[Discuss] Free Hardware
Javier.Serrano at cern.ch
Thu Mar 12 22:36:34 UTC 2015
On 03/12/2015 10:38 PM, Matt Maier wrote:
> Back to your question of people making their living off of
> free/libre/open work; it's possible that many of the electronics
> engineers you mentioned want a certain salary mostly because they have
> to put up with a lot of BS. If the way they spent their day was just
> inherently more enjoyable maybe they wouldn't need as much money to do
> it. What if the free/libre/open community could make itself an
> inherently pleasant place to be? Maybe the community could approach
> disagreements as opportunities to compete and explore rather than
> battles to decide winners and idiots.
Money *is* one more way to show your appreciation for somebody. Let me
illustrate this with the case of Werner Koch . Werner writes software
which is important for many of us. He decided to be a free software
developer but lack of funds made this experience far less pleasurable
than it should have been. You can thank Werner for his work with words
and with a donation. He will be pleased with both, I guess, and
something tells me he will especially appreciate the latter. A donation
involves getting rid of a scarce good (money) and can therefore be a
powerful way of saying "I really mean it," not to speak about how useful
it will be for Werner. Money is just a tool which has got a bad name in
some circles because many people misuse it.
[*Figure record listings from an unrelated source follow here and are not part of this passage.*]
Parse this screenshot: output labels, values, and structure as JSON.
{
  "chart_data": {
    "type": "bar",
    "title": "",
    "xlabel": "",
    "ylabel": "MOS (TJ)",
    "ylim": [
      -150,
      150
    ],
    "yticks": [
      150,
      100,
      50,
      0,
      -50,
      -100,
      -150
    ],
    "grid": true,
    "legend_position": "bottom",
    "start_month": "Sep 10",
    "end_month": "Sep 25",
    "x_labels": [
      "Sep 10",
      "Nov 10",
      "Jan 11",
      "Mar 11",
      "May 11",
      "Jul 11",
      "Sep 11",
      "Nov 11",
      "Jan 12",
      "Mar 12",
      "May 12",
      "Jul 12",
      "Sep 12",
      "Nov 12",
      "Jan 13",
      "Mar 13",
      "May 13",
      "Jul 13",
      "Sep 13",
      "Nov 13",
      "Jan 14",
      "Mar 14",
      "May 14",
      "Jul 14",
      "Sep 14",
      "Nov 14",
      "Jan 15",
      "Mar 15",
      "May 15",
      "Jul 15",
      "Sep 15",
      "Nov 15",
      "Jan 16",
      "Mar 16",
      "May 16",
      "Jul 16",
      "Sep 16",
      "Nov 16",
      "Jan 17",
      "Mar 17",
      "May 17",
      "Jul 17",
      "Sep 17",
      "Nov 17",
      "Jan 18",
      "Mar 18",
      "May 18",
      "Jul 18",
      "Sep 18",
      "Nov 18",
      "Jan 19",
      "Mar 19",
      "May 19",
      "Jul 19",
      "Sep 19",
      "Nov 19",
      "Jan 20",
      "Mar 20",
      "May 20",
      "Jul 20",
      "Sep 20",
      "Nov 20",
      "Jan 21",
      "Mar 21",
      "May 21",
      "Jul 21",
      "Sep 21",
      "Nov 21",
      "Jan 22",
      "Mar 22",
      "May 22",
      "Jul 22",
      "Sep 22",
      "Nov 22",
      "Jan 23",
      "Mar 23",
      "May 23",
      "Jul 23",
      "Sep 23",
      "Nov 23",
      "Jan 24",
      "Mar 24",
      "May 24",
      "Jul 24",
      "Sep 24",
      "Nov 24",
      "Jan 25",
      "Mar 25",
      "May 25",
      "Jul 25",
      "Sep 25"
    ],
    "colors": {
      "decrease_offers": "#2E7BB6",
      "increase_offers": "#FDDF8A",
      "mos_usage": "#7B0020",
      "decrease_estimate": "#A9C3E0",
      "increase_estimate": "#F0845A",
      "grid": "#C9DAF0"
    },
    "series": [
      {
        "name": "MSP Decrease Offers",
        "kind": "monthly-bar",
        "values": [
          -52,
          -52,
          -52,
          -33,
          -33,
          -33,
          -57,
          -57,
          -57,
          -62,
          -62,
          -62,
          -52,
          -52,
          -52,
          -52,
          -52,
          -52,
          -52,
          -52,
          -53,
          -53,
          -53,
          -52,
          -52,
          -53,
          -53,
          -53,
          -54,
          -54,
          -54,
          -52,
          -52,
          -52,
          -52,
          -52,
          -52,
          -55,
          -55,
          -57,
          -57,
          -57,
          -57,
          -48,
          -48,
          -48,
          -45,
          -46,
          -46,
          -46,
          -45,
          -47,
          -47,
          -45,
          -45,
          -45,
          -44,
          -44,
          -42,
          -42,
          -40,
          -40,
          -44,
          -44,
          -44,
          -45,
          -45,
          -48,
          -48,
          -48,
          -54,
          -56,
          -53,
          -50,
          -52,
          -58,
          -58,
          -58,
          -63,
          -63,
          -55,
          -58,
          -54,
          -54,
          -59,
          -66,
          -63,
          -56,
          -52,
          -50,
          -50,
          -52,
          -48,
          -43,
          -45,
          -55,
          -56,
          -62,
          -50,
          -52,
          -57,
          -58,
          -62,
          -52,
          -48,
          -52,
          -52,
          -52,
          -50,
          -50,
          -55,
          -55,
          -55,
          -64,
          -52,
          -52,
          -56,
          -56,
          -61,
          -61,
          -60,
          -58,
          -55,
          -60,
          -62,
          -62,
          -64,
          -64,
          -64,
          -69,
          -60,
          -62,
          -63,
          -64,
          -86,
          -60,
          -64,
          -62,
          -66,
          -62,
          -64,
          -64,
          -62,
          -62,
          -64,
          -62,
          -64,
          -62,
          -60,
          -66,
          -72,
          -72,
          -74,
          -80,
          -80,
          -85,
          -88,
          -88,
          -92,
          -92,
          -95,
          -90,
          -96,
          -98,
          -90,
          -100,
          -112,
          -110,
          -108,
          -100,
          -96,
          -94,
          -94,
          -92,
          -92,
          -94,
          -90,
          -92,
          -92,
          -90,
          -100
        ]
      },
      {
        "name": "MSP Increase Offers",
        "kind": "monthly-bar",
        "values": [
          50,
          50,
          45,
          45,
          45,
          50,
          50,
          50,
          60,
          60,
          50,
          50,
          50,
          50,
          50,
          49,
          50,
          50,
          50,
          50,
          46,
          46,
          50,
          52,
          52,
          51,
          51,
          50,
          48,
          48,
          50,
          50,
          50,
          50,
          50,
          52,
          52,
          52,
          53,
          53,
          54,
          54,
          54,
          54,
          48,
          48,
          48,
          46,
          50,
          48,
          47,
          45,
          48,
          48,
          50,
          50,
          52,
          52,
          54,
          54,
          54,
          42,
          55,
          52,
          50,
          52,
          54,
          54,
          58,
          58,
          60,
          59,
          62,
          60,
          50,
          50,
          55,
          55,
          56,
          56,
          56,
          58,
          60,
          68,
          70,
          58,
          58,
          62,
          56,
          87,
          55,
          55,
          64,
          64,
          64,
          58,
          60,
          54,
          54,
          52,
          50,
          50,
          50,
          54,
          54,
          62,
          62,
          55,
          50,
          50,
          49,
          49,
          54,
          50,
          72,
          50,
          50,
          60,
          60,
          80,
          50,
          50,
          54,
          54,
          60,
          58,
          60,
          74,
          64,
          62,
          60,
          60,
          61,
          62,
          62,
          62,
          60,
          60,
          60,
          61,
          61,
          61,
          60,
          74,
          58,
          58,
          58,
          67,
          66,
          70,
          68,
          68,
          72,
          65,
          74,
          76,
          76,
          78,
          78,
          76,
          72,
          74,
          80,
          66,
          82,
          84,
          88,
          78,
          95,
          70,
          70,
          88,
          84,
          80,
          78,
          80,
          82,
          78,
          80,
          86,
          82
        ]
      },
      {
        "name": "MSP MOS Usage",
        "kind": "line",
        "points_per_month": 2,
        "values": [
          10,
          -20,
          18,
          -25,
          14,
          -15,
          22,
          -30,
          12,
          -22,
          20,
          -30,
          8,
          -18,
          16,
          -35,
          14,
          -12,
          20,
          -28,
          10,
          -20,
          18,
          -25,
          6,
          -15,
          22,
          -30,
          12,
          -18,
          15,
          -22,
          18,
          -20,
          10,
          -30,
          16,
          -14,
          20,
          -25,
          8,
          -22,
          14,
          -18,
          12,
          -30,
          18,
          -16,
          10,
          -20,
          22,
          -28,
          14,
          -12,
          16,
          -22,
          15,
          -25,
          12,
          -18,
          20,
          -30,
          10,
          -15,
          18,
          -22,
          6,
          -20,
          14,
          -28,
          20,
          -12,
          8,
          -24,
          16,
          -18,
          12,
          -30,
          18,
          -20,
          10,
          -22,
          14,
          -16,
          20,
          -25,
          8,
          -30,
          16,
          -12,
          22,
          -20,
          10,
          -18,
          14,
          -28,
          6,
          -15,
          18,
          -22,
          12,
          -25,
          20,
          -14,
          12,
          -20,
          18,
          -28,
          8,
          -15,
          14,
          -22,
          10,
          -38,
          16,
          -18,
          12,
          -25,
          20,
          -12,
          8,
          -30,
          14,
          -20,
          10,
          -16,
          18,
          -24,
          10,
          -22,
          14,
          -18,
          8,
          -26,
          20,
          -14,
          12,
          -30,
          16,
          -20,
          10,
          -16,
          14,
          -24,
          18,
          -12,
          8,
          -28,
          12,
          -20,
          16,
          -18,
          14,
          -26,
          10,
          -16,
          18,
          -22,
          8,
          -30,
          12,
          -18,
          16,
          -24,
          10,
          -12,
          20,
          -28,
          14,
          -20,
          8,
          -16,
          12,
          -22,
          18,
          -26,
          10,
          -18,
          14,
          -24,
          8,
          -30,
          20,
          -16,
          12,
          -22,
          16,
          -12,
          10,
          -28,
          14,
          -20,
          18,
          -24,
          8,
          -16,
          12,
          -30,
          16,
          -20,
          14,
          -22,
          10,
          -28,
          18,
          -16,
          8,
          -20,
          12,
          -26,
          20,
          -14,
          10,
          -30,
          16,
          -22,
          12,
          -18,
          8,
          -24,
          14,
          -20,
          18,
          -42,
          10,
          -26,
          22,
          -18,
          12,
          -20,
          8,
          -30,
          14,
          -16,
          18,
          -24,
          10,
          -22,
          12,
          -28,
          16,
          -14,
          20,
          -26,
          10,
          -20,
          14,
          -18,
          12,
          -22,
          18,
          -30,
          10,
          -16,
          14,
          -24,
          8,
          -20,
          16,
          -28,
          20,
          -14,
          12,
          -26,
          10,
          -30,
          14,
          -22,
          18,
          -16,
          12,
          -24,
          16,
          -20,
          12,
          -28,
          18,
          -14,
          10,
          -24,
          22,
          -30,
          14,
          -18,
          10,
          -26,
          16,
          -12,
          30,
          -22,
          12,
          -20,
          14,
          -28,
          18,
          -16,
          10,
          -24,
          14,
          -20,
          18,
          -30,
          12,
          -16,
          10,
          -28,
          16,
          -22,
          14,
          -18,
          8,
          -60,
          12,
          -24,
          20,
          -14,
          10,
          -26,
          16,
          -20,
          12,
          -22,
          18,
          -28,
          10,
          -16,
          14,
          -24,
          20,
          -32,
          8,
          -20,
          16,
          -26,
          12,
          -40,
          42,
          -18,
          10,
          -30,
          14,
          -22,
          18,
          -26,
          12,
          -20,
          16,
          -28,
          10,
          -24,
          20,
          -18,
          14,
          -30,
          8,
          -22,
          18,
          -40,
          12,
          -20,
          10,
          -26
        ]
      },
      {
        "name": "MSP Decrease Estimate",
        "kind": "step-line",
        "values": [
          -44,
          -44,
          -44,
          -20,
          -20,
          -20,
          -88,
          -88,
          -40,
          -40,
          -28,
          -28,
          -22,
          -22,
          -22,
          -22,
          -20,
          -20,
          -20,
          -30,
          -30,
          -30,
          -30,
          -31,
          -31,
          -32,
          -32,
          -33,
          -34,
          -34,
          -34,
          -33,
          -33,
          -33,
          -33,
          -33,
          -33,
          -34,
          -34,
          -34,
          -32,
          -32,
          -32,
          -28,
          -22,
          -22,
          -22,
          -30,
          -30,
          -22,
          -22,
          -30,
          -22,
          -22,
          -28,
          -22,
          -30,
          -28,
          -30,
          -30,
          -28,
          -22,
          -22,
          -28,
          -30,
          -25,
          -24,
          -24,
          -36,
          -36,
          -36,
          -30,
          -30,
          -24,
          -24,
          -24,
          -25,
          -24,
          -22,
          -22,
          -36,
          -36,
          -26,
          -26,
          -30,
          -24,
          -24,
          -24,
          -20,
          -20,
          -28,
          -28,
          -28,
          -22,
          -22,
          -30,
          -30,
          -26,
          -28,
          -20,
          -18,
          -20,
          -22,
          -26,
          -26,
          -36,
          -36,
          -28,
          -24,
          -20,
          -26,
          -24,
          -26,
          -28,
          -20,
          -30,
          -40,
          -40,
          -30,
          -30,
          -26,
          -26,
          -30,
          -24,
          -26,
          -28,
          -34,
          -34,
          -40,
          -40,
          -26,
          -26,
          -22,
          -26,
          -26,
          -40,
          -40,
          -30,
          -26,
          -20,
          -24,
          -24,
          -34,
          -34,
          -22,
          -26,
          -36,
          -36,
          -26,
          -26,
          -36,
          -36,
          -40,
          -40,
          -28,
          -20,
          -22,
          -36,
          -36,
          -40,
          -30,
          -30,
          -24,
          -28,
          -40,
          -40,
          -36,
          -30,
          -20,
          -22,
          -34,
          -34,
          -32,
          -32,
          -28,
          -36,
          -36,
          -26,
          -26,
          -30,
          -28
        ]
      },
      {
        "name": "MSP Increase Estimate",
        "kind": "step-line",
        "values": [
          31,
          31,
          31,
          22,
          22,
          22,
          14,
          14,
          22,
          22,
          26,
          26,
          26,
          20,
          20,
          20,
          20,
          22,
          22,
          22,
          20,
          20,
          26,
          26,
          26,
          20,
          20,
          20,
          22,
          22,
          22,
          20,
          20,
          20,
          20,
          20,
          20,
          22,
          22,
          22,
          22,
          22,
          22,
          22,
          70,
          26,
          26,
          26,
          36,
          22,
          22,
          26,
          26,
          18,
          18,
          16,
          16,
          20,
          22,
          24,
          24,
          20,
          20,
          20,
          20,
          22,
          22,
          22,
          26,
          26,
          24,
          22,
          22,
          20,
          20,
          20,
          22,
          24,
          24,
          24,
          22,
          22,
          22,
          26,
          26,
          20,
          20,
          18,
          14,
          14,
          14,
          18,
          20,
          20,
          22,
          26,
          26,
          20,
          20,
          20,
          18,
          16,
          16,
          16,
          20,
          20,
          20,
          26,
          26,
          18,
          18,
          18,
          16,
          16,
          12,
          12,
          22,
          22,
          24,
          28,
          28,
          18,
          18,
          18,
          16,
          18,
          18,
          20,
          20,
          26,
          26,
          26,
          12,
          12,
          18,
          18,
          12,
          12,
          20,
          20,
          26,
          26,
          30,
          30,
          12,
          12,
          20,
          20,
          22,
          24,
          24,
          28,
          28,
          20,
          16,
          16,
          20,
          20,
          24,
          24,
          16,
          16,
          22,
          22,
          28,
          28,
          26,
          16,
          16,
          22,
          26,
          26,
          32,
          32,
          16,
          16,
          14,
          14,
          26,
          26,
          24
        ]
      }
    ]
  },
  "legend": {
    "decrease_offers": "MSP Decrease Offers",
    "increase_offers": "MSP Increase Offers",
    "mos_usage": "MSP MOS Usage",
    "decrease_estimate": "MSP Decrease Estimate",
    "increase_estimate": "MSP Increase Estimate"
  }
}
> That's not to say that people can pay their mortgage with love ;) just
> that if free/libre/open hardware is always going to inherently cost
> money we can at least reduce the other barriers to entry.
I have always thought that the fact that one has to pay for hardware is
actually good for OSHW. I am not a fan of unpaid labor. In order to vote
with your wallet, you have to pull it out of your pocket first. In free
software, the temptation is big to not pay at all. In hardware that's
just not possible. Once you are in a paying mindset, it is natural to
wonder what the best way of spending your money is.
> Thanks, this is a really interesting conversation :)
Thank you, I also enjoy reading your opinions, and I agree with Nancy
about the benefit of constructive controversy. I should apologize for
having diverged from the original subject of the thread, but I feel
strongly about the incentives issue. I think I made my point and I
understood yours, so thank you for that.